Living organisms can initiate appropriate physiological responses in response to a variety of environmental signals. In many cases, multiple signals are transmitted via a common signaling component or pathway. However it is not clear how cells distinguish and interpret different signals and elicit specific responses.
My long-term interest is to understand how the information about the intensity and identity of external signals are encoded and transmitted inside a cell and eventually decoded to induce specific gene expression responses. To address this question, I study the yeast general stress response transcription factor Msn2. Msn2 and its partially redundant homolog Msn4 respond to many environmental stresses and regulate expression of hundreds of target genes. Under normal condition, Msn2 is phosphorylated and stays in cytoplasm. Upon stress stimulation, Msn2 is rapidly dephosphorylated and enters nucleus.

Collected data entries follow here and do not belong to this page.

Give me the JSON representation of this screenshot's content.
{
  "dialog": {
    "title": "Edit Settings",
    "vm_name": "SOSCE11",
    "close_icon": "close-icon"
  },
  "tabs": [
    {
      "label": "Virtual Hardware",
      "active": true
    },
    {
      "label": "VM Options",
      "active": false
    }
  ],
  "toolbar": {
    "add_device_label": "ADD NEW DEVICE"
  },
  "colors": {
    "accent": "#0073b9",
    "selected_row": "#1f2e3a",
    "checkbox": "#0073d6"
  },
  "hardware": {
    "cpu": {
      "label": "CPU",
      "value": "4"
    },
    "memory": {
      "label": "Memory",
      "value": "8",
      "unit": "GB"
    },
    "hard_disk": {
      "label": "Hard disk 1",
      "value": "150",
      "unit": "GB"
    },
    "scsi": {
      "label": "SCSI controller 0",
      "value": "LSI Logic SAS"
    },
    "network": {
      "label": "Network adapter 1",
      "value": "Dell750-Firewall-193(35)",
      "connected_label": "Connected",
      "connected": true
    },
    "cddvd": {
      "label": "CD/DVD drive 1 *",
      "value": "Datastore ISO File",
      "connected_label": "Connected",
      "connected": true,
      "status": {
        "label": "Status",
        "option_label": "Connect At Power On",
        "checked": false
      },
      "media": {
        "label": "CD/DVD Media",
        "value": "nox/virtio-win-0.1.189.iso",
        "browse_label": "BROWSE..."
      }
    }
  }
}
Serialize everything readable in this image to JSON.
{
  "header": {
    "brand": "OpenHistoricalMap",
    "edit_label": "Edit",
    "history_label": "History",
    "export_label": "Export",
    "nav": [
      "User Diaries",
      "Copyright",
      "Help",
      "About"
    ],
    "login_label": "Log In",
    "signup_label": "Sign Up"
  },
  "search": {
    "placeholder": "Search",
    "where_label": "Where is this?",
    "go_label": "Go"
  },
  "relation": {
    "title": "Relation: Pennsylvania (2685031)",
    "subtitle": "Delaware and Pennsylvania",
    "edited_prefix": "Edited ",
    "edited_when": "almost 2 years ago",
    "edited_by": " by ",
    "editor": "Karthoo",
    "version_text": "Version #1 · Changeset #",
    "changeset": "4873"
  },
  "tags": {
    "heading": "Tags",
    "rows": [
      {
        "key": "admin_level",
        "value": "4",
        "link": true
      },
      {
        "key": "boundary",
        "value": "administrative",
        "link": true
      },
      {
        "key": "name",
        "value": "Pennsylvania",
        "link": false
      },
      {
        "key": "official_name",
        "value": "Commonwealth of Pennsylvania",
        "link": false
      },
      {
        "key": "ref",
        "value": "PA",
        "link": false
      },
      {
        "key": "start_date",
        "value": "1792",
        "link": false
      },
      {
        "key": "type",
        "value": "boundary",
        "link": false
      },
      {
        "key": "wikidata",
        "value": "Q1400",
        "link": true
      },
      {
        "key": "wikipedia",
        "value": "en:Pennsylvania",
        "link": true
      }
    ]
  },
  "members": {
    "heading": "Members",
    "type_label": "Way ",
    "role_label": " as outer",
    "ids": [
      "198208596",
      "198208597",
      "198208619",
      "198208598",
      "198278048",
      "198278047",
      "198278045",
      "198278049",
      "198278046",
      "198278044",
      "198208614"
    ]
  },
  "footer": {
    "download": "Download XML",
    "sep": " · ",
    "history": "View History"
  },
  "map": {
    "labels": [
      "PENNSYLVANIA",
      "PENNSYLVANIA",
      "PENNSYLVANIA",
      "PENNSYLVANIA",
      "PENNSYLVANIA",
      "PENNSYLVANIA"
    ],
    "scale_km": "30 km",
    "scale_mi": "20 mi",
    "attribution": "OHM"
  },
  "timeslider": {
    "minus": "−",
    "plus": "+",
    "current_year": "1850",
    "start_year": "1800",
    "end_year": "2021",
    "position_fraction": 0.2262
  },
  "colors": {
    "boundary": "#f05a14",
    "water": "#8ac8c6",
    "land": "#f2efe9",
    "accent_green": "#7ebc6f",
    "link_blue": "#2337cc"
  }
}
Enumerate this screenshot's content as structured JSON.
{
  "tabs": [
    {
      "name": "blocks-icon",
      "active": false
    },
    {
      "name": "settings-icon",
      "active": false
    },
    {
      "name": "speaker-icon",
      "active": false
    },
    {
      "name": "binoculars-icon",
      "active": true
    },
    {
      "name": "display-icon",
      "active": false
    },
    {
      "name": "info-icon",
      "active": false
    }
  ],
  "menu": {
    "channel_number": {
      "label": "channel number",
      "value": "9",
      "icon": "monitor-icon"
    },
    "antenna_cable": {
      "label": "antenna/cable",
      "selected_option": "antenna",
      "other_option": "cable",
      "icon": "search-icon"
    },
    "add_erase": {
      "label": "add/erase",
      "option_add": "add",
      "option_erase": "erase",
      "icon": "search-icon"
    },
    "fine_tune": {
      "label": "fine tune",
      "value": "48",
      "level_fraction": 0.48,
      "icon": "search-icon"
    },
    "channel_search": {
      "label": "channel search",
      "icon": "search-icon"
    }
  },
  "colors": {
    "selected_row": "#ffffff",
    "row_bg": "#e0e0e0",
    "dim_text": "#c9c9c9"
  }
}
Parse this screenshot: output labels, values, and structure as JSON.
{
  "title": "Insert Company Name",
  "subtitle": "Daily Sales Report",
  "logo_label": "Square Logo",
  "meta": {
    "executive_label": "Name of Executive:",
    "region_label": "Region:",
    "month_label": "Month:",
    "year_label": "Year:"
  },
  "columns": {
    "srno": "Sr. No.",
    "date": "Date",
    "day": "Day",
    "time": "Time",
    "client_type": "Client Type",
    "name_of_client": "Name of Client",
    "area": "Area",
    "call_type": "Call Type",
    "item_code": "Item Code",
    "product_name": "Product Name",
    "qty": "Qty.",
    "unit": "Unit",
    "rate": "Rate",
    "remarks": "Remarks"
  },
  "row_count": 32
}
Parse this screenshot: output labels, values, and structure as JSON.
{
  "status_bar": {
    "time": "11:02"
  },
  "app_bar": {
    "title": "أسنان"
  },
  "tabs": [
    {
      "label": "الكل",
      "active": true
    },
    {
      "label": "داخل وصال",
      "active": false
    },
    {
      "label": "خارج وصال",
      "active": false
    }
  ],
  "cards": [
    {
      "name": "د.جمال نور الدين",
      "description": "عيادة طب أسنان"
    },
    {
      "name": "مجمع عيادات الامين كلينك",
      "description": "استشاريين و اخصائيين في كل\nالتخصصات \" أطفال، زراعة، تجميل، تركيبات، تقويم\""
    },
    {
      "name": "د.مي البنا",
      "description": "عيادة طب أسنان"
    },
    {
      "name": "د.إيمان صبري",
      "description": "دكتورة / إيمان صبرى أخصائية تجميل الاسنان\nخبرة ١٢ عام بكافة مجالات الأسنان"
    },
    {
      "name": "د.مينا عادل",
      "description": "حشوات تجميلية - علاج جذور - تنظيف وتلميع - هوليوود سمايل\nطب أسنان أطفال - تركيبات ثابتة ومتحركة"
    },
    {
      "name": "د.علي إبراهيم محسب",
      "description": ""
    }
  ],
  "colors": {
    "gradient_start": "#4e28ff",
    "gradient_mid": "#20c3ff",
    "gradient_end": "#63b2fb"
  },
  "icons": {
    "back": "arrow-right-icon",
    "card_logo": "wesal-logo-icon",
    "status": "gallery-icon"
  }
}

In particular I am interested in investigating (1) how a variety of unrelated stresses are encoded, integrated and transmitted through a single transcription factor Msn2; (2) whether and/or how multisite phosphorylation of Msn2 specify and integrate multiple stresses; (3) how the information carried by Msn2 are decoded to generate specific gene expression. I will perform single-cell imaging analysis, quantitative proteomics and genomics analysis, in combination with computation modeling to elucidate the information processing of Msn2 signaling.